I lay back down and pulled the covers around my shoulders.

Asher would protect his son. They may not be close, but that was his blood. His only blood. Whatever cold calculation lived behind those eyes, it would land on Gabriel’s side of the ledger before it landed on mine.

It was a mistake coming here.

I didn’t sit up or attempt to leave.

I closed my eyes and tried to forget the last two years.

Chapter 3

Asher

She looked nothing like the innocent young girl from her wedding.

The sparkle from her eyes was gone. She wouldn’t smile with the cut on her lip. She couldn’t even open her eye. Dr Montgomery’s report had said it all and then some.

This wasn’t a one off incident.

It had likely been going on far longer than anyone wanted to put a number to.

People say they can’t recognise evil in their own children.
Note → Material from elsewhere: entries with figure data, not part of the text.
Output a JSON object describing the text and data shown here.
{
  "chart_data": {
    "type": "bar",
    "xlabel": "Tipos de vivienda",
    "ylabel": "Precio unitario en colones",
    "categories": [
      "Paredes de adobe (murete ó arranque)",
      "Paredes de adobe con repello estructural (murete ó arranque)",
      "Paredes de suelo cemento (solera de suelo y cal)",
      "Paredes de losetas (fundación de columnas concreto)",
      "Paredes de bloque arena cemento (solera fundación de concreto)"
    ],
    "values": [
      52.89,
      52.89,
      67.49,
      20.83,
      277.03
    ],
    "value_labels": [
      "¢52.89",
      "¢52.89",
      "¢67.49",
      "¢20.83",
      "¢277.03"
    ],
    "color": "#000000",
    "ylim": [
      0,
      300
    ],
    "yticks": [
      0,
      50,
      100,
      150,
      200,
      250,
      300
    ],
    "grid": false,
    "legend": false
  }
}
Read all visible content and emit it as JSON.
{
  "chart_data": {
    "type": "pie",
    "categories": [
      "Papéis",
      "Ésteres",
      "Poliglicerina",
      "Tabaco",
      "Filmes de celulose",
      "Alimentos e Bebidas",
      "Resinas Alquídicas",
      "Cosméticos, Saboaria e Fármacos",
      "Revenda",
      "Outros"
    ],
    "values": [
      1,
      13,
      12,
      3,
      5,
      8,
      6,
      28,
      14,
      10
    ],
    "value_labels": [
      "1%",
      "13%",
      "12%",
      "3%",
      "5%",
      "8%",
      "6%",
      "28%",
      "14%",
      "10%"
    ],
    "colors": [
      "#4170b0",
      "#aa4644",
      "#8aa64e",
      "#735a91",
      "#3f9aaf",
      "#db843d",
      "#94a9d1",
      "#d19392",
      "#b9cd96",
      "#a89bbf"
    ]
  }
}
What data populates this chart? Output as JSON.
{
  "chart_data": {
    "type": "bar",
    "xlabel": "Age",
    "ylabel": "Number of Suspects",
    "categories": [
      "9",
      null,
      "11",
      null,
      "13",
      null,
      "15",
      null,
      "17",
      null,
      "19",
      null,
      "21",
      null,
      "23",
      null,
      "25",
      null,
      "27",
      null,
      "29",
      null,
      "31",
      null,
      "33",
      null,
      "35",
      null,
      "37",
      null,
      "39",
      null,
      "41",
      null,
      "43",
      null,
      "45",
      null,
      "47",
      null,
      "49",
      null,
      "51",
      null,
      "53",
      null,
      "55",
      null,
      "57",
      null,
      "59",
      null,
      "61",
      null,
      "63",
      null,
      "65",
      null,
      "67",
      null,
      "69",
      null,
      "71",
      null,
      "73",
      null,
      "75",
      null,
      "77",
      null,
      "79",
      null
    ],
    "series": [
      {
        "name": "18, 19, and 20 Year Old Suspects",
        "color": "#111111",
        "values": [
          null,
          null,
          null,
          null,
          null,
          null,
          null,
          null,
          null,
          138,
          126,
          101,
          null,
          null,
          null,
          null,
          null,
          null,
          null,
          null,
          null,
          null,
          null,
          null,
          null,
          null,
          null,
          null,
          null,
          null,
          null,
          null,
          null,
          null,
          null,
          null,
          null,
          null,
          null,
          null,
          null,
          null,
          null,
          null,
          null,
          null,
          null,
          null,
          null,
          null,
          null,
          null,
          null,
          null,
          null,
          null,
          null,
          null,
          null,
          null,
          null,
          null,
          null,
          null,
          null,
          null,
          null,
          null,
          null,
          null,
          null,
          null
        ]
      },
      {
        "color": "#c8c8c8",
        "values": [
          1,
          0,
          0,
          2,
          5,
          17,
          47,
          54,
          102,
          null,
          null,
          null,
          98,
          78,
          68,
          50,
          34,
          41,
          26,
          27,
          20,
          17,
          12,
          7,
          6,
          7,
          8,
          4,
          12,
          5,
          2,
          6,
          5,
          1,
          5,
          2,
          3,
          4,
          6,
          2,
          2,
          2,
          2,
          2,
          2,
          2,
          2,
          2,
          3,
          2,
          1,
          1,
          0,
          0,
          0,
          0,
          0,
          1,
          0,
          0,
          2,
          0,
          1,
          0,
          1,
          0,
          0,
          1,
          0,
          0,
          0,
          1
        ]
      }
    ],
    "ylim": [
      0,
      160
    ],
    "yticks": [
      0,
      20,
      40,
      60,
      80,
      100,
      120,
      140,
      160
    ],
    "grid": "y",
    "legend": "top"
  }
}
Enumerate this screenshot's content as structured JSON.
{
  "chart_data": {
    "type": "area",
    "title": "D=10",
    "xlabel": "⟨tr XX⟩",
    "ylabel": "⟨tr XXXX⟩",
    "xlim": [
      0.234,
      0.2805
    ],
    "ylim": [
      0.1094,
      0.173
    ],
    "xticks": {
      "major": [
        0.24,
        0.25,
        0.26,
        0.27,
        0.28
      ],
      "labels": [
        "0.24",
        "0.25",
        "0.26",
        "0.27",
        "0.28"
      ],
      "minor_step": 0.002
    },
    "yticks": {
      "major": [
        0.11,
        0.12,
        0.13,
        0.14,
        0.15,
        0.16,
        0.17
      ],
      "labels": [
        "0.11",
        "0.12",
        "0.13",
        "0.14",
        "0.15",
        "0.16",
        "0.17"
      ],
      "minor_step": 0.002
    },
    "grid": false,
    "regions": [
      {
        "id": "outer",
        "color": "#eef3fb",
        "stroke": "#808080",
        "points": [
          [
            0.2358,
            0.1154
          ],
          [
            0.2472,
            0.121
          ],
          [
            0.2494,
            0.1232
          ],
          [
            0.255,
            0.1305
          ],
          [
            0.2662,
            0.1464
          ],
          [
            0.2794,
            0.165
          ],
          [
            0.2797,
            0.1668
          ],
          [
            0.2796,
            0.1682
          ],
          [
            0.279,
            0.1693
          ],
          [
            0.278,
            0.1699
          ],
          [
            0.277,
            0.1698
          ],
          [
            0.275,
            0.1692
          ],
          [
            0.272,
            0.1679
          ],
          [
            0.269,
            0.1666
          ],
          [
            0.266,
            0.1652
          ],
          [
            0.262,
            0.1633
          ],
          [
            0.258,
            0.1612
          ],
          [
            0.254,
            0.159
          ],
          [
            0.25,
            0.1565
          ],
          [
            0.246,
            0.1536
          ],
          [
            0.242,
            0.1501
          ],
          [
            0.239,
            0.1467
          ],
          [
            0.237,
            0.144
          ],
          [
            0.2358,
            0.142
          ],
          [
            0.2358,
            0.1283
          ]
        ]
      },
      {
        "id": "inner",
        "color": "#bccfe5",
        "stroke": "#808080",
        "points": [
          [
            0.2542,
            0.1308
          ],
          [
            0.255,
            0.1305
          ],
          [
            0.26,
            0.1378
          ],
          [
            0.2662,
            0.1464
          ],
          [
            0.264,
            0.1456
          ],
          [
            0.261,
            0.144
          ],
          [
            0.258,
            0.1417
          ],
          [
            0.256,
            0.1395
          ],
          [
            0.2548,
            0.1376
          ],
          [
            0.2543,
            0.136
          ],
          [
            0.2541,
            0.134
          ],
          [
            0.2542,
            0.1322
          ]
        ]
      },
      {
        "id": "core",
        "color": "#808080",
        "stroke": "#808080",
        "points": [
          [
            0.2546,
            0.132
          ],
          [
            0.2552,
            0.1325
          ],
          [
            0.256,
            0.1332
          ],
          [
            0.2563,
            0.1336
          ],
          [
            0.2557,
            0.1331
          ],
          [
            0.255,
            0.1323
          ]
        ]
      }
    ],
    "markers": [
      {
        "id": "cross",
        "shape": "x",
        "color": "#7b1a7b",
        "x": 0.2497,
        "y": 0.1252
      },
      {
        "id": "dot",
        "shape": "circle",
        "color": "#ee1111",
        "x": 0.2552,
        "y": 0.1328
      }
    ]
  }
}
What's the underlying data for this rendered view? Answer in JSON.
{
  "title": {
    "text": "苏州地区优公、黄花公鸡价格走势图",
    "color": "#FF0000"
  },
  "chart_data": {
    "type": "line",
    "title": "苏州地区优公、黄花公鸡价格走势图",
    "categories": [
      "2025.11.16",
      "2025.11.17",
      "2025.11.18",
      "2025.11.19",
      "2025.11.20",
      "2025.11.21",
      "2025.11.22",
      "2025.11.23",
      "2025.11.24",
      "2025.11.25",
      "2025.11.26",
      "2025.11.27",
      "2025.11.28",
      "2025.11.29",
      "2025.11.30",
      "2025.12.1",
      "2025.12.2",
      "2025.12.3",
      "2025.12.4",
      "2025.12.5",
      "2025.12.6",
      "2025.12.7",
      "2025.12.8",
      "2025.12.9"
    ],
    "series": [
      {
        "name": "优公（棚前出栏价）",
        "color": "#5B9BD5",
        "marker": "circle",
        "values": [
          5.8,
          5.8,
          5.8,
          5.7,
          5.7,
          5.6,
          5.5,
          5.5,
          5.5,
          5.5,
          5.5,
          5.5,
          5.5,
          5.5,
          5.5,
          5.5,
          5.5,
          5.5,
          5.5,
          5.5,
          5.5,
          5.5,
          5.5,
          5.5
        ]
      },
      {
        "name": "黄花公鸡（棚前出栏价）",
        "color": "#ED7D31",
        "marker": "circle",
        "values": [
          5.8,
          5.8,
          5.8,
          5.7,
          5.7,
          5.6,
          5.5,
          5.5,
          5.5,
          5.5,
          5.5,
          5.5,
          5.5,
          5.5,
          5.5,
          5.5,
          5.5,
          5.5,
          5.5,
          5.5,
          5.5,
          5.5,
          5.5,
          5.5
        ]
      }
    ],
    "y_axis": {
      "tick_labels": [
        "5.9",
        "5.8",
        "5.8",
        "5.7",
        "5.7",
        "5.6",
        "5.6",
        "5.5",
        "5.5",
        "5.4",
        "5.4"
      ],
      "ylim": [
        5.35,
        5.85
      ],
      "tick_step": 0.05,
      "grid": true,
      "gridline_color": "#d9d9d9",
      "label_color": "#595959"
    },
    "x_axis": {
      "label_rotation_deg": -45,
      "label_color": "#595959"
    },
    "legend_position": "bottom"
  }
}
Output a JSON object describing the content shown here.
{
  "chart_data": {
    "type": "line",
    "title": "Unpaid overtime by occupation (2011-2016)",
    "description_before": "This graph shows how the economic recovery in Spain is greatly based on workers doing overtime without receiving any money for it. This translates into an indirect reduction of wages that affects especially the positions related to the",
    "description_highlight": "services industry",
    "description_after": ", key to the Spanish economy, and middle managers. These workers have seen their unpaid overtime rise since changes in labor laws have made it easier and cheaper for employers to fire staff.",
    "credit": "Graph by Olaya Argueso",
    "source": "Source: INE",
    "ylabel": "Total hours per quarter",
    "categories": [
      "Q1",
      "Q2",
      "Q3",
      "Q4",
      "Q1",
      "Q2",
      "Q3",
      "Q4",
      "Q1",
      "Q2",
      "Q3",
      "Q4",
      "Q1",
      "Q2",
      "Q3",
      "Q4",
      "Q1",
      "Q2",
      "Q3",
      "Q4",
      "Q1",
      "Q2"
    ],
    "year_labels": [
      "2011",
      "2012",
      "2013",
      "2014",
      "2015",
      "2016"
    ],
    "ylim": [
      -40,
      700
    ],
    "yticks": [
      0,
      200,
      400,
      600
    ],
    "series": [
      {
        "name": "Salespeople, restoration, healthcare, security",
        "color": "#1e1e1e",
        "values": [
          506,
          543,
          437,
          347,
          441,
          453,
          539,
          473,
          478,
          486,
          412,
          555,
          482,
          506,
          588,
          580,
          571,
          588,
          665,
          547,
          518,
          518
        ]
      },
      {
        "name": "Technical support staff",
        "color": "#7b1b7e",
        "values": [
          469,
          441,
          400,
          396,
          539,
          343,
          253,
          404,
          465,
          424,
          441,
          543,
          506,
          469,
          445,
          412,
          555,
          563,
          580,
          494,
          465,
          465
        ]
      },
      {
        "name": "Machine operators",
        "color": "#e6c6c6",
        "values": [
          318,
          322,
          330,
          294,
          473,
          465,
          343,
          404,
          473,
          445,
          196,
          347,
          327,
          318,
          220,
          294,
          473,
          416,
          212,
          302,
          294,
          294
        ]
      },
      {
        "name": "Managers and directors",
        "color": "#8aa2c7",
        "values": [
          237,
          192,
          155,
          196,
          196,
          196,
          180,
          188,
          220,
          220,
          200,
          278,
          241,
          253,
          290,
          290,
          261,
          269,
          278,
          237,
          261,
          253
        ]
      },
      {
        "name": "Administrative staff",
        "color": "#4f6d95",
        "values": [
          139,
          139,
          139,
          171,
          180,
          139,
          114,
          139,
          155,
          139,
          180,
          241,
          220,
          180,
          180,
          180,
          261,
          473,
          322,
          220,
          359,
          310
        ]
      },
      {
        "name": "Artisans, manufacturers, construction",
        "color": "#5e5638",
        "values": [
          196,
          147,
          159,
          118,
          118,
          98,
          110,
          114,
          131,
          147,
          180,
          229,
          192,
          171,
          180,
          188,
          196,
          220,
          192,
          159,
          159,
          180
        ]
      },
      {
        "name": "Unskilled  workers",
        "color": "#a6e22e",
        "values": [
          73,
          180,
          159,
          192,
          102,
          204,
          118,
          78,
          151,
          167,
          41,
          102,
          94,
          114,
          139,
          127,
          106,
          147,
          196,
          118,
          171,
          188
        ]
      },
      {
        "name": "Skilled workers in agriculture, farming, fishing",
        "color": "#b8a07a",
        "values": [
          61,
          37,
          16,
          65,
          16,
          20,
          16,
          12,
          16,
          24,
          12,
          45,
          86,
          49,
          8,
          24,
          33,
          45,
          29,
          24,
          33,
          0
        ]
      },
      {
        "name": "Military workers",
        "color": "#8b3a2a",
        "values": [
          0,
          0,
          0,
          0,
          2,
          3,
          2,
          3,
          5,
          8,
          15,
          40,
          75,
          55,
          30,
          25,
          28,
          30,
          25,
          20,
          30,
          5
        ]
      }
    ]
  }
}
I call bullshit. Gabe could blame it on his mother dying. He could blame it on me not being emotionally available to him—whatever the fuck that meant. Therapy speak for a generation that wanted reasons instead of accountability.

I was there. I attended every football match in the rain, every parent’s evening where teachers told me things I already knew, every school play that thankfully didn’t survive past year nine. I showed up. Consistently. Boringly. The way fathers were supposed to.

Ungrateful little fuck.

I should punch myself in the nuts if that was the fastest swimmer I had.

It wasn’t Helena’s fault either. I’d known her since secondary school—she’d been the year below me, all quiet determination and dark eyes. She’d been a good woman. A good mother in the time she had. Whatever Gabe had become, he hadn’t learned it from her.